“We rarely get to prepare ourselves in meadows or on graveled walks; we do it on short notice in places without windows, hospital corridors, rooms like this lounge with its cracked plastic sofa and Cinzano ashtrays, where the cafe curtains cover blank concrete. In rooms like this, with so little time, we prepare our gestures, get them by heart so we can do them when we’re frightened in the face of Doom.” Silence of the Lambs.
It was time, once again. I was wheeled from my pre-op room around the hospital hallways down to the gamma knife room. What I remember most about the gamma knife room was that it was very cold and bright. It was a large room but without many objects. In fact, there wasn’t much at all – just the machine where treatment occurs. The nurse and oncologist had me lay down on the cold metal slab. While this was nothing new, the disturbing part was when they screwed my head down to the table so that it could not and would not move during the treatment. Much to my chagrin, the bolting down occurred and not before long, my head was affixed to the table – as in it was bolted to the table. Crazy thoughts like “what if I sneeze during the procedure?” ran through my mind.

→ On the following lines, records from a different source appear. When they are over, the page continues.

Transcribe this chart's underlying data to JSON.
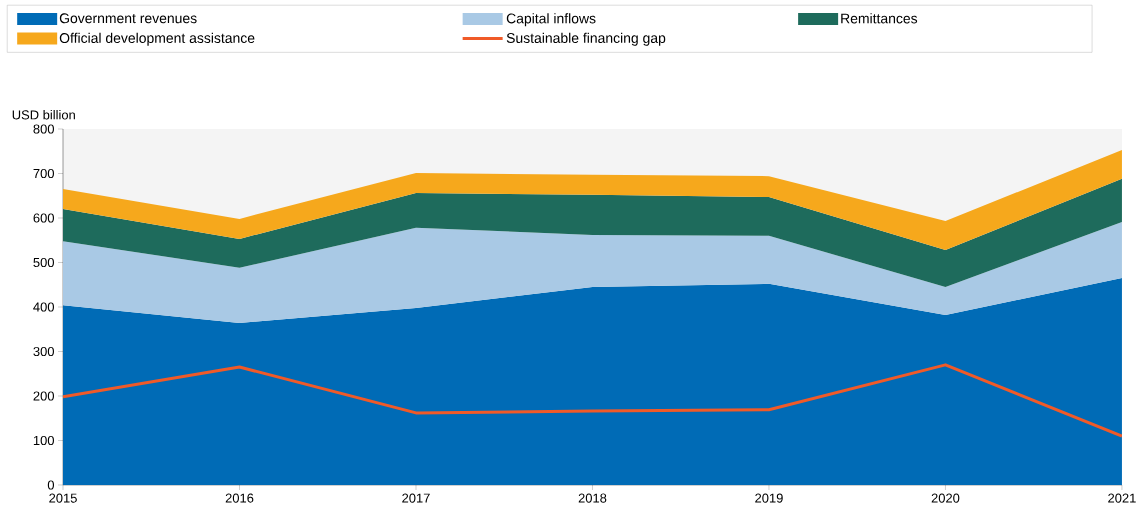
{
  "chart_data": {
    "type": "area",
    "stacked": true,
    "ylabel": "USD billion",
    "x": [
      2015,
      2016,
      2017,
      2018,
      2019,
      2020,
      2021
    ],
    "xlim": [
      2015,
      2021
    ],
    "xticks": [
      2015,
      2016,
      2017,
      2018,
      2019,
      2020,
      2021
    ],
    "ylim": [
      0,
      800
    ],
    "yticks": [
      0,
      100,
      200,
      300,
      400,
      500,
      600,
      700,
      800
    ],
    "legend": "top",
    "series": [
      {
        "name": "Government revenues",
        "color": "#006bb6",
        "values": [
          404,
          364,
          398,
          445,
          452,
          382,
          465
        ]
      },
      {
        "name": "Capital inflows",
        "color": "#a9c9e5",
        "values": [
          144,
          124,
          180,
          117,
          108,
          63,
          126
        ]
      },
      {
        "name": "Remittances",
        "color": "#1e6b5c",
        "values": [
          72,
          65,
          78,
          90,
          87,
          83,
          97
        ]
      },
      {
        "name": "Official development assistance",
        "color": "#f6a81c",
        "values": [
          45,
          45,
          45,
          45,
          47,
          65,
          65
        ]
      },
      {
        "name": "Sustainable financing gap",
        "type": "line",
        "color": "#f05a28",
        "values": [
          198,
          265,
          162,
          166,
          169,
          270,
          110
        ]
      }
    ]
  }
}
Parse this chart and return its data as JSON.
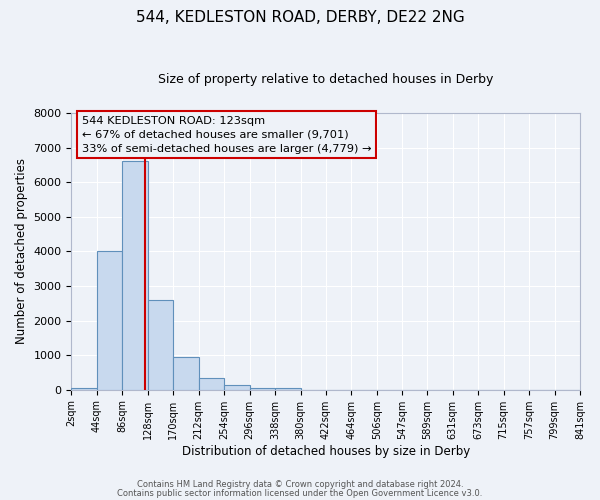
{
  "title": "544, KEDLESTON ROAD, DERBY, DE22 2NG",
  "subtitle": "Size of property relative to detached houses in Derby",
  "xlabel": "Distribution of detached houses by size in Derby",
  "ylabel": "Number of detached properties",
  "bar_color": "#c8d9ee",
  "bar_edge_color": "#6090bb",
  "bg_color": "#eef2f8",
  "grid_color": "#ffffff",
  "annotation_box_color": "#cc0000",
  "vline_color": "#cc0000",
  "vline_x": 123,
  "annotation_title": "544 KEDLESTON ROAD: 123sqm",
  "annotation_line1": "← 67% of detached houses are smaller (9,701)",
  "annotation_line2": "33% of semi-detached houses are larger (4,779) →",
  "footer1": "Contains HM Land Registry data © Crown copyright and database right 2024.",
  "footer2": "Contains public sector information licensed under the Open Government Licence v3.0.",
  "bin_edges": [
    2,
    44,
    86,
    128,
    170,
    212,
    254,
    296,
    338,
    380,
    422,
    464,
    506,
    547,
    589,
    631,
    673,
    715,
    757,
    799,
    841
  ],
  "bin_counts": [
    60,
    4000,
    6600,
    2600,
    960,
    330,
    130,
    60,
    50,
    5,
    3,
    0,
    0,
    0,
    0,
    0,
    0,
    0,
    0,
    0
  ],
  "ylim": [
    0,
    8000
  ],
  "yticks": [
    0,
    1000,
    2000,
    3000,
    4000,
    5000,
    6000,
    7000,
    8000
  ]
}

Once I was guided into the machine, I closed my eyes and let the games begin. Yes, the games. I envisioned the procedure something similar to a game of Star Wars. I could not see what was happening behind my head, but I knew beams of radiation were streaming into the tumor and simultaneously destroying its growth. In actuality, this machine administers radiation in a hemispherical array and hones in on the specific target. Hence, the mapping that I discussed in part one of this post. The rest of the brain tissue is left untouched. The entire procedure lasted about one hour but felt like eternity.
I was guided out of the machine and aided to sit up where the mask was removed from my face. The oncologist grabbed his trusty drill and began to remove the screws that held the frame in place. Forget the fact that I could not feel the pins coming out of my skull or feeling the blood that dripped out, the sounds of the drill so close to my ears still haunts me to this day. The pin sites were all cleaned and my head was wrapped in gauze. Alas, the procedure was over and I was wheeled back to where my family was waiting during the treatment. I could not be happier to be going home – but who am I kidding, I’m pretty sure that anyone who is released from a hospital stay, no matter how long or how short, is happy to be told they’re going home.
It didn’t matter to me that I felt nauseous, hot and then cold, extremely groggy and tired from the procedure. After all, this was all “to be expected.” I do my best recovering at home. Comfy chairs, good food and the best nurses. Not sure if they would agree though…
Up to today, I have felt great and have no reason to believe that there is any further growth. Yet, I cannot be certain and will always have my doubts. I prepare for the worst because then, any sort of good news makes me feel like I’m on top of the world. Yea, I deserve that. Hopefully good news comes my way next month when I go back for my MRI.